En in dit verband moet ik toch iets zeggen van een boek, pas uitgekomen. en veel gelezen, in 't geheim vooral, alsof het een van die onkuische romannetjes was die kostscholieren en aankomende bakvischjes wel eens binnensmokkelen - van Vincent Haman, door Mr. Paap. Een boek, lang niet zonder talent geschreven, maar toch ook lang niet met genoeg talent om een tegenwicht te geven voor een zoo venijnige voorstelling van de jongste letterkundige beweging ten onzent. ‘Bekende tijdgenooten’ zijn veelal minder goed bekend bij den grooten hoop, wat hun persoon en hun levensomstandigheden aangaat, dan de mannen van naam uit vroegere generatiën, en juist omdat Paap in dit boek een beeldengalerij opstelt, waarin iedereen zekere trekken van beroemde en bekende letterkundigen terugvindt, is het gevaar zoo groot dat de vaak zeer ergerlijke vervalsching, die de schrijver de meeste van zijn onderwerpen laat ondergaan, bij het publiek evenzoo voor echt zal doorgaan; dat zekere letterkundigen, toch al blootstaande aan scherpe kritiek en aan de bedilzucht van hun minderen, een heelen tijd lang met zulke verwrongen trekken voor de verbeelding van hun landgenooten blijven bestaan. 't Is of men zijn omgeving in een gebogen spiegel ziet: men herkent de beelden dadelijk. ze lijken ook, maar het zijn caricaturen.

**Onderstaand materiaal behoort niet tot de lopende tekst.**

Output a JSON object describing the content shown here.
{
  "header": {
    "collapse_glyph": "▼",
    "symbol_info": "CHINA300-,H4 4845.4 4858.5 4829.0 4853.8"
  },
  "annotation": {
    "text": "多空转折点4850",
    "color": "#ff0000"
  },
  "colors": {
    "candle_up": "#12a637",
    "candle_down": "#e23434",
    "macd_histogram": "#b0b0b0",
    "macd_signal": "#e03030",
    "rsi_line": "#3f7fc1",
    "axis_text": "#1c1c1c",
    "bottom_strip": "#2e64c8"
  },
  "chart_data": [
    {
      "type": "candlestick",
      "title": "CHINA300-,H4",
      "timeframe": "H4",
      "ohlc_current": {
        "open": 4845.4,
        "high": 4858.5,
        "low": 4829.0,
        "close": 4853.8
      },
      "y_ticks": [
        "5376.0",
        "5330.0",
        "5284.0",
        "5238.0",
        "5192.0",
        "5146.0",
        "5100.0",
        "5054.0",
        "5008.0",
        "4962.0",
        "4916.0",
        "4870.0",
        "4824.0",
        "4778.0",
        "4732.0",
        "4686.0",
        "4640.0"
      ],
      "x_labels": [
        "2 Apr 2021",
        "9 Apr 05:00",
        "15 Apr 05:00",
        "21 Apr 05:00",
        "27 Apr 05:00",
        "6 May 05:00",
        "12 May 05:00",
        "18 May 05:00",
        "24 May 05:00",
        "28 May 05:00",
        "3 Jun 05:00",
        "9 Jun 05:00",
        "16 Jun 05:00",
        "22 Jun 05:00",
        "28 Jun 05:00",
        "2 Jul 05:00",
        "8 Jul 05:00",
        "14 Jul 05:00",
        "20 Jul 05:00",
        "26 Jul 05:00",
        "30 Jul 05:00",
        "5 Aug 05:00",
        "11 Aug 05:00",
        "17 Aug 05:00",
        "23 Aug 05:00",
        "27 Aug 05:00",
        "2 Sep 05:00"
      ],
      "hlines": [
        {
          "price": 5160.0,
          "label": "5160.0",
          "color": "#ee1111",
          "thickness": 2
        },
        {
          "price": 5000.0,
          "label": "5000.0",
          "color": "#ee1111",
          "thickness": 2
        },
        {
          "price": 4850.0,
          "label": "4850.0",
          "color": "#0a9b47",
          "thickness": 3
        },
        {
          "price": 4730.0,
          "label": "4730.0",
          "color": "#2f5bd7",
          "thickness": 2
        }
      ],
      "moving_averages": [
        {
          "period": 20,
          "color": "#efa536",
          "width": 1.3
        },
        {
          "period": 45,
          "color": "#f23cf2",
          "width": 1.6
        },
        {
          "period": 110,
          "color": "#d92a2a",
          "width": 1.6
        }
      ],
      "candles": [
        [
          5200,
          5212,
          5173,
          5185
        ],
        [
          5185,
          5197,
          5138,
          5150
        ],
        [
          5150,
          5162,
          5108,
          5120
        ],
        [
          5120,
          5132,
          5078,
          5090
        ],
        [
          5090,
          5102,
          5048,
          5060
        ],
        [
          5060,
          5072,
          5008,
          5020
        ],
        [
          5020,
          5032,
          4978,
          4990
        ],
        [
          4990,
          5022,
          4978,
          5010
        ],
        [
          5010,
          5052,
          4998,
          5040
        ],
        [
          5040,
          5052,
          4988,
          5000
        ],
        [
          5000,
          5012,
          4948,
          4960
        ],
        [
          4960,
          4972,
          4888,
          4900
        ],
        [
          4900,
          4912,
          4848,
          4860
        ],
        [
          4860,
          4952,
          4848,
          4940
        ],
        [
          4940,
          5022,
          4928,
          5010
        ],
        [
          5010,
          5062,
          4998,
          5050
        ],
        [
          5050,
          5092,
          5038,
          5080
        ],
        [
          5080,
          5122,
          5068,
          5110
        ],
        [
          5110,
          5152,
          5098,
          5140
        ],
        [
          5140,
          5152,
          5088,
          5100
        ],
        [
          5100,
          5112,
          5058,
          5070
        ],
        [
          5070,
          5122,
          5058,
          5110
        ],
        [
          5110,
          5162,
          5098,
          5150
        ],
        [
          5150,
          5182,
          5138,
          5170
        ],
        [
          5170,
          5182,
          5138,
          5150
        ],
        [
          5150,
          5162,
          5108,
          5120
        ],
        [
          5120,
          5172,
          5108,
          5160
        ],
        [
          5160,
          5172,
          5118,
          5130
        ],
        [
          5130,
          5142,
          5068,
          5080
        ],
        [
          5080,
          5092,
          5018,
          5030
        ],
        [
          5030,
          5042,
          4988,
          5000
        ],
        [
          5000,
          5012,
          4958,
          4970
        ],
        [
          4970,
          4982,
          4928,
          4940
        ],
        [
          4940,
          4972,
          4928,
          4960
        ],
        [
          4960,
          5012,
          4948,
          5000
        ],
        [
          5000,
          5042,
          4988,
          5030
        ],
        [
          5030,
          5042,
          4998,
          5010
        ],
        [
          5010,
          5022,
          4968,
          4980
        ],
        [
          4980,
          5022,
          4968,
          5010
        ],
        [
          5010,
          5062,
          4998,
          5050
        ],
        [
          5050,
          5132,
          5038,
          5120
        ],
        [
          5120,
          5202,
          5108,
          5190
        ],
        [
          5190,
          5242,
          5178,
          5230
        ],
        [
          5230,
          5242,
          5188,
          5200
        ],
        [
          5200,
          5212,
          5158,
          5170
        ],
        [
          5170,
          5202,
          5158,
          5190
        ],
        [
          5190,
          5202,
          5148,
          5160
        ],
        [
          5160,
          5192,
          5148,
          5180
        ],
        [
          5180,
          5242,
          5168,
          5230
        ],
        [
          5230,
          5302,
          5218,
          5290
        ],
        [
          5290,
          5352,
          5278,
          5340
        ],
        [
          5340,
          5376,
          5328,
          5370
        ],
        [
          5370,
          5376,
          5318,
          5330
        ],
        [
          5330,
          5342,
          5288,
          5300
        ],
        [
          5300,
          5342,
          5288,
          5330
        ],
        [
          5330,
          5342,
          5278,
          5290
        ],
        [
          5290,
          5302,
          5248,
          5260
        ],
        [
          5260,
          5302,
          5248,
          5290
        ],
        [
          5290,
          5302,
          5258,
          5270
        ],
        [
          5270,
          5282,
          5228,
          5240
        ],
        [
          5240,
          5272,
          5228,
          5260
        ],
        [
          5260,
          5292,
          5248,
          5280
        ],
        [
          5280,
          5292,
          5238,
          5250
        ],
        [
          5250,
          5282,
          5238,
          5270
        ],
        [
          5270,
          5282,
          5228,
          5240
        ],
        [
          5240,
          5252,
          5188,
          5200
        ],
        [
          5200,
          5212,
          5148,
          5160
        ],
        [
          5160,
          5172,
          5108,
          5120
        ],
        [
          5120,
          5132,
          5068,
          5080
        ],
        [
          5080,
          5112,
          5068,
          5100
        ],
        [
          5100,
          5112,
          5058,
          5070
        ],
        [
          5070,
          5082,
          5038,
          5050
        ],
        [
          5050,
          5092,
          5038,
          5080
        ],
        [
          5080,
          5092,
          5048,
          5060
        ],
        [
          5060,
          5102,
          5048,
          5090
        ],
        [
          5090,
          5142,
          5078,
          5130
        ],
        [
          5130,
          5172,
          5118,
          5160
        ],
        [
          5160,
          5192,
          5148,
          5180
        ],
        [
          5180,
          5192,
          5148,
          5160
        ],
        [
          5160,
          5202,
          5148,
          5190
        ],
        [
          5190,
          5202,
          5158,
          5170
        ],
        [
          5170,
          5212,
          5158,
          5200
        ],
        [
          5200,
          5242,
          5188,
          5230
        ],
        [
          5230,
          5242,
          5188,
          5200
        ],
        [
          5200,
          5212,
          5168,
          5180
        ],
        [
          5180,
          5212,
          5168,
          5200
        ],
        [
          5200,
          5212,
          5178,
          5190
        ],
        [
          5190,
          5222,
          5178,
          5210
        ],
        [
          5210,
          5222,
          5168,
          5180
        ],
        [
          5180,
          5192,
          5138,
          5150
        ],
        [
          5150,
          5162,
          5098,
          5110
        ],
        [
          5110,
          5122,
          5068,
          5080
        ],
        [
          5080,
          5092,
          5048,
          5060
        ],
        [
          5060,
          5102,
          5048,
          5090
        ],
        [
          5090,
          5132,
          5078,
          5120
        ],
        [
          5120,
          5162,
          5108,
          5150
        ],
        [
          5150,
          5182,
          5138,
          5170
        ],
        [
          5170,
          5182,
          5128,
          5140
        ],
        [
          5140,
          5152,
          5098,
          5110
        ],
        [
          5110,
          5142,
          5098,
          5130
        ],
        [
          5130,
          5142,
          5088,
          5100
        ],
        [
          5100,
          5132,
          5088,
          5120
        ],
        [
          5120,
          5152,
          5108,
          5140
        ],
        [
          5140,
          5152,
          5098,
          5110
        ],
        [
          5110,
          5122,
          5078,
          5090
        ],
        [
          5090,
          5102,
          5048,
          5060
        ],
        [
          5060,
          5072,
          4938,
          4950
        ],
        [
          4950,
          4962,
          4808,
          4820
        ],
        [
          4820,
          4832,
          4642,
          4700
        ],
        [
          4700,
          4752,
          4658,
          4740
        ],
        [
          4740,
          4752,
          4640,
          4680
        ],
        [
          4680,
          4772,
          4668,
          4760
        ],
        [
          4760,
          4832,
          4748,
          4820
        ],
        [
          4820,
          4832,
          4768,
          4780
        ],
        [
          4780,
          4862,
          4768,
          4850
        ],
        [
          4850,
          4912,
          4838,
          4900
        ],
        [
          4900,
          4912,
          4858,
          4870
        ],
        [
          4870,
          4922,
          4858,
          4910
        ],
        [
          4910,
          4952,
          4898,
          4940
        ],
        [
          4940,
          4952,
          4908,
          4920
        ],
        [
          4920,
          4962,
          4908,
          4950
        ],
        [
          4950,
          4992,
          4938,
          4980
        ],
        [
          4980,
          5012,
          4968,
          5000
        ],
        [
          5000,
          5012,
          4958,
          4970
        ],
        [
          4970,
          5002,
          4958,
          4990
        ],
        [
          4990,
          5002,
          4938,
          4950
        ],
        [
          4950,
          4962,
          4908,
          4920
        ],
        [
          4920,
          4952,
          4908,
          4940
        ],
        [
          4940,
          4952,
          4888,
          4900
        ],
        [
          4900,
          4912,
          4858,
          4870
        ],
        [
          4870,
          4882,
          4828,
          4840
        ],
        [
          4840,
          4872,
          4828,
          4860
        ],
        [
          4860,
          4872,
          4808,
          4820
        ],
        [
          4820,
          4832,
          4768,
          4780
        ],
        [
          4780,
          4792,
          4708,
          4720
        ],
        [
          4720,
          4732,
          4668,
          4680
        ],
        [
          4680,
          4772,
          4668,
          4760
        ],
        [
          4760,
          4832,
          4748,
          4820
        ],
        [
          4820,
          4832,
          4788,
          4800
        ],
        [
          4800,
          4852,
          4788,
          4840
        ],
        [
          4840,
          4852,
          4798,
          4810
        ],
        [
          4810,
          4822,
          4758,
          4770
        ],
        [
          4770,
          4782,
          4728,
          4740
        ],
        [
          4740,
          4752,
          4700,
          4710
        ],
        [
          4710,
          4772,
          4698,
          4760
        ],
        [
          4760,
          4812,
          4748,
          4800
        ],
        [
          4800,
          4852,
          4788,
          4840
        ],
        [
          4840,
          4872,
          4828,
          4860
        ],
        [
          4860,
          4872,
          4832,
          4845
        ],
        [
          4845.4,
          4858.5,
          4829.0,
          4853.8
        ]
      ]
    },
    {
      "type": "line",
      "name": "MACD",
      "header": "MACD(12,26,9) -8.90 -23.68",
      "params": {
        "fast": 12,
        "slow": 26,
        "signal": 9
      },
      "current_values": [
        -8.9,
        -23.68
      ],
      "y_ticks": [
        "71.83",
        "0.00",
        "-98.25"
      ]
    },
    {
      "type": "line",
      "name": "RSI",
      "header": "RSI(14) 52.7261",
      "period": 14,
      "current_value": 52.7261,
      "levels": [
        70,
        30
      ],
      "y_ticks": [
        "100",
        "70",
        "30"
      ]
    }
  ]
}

Er is toch ook zooveel geeds in dit boek, en het zou inderdaad zoo noodig zijn dat er eens een goede satire gemaakt werd van onze jongste letterkunde, die er niets bij verliezen zou, eens flink door de wan geschud te worden - des te erger is het te bejammeren dat er nu in Paap's boek zoo'n giftige persifflage voor den dag is gekomen.

Laten we nu maar hopen dat er na onze aansluiting bij de Berner Conventie - dàt onderwerp vermijd ik nog maar liefst! - geen vertalingen van Vincent Haman de wereld in gaan, met ‘ophelderende’ aanteekeningen bijvoorbeeld. De vreemdeling zou een droevigen indruk krijgen van de Nederlandsche letterkunde.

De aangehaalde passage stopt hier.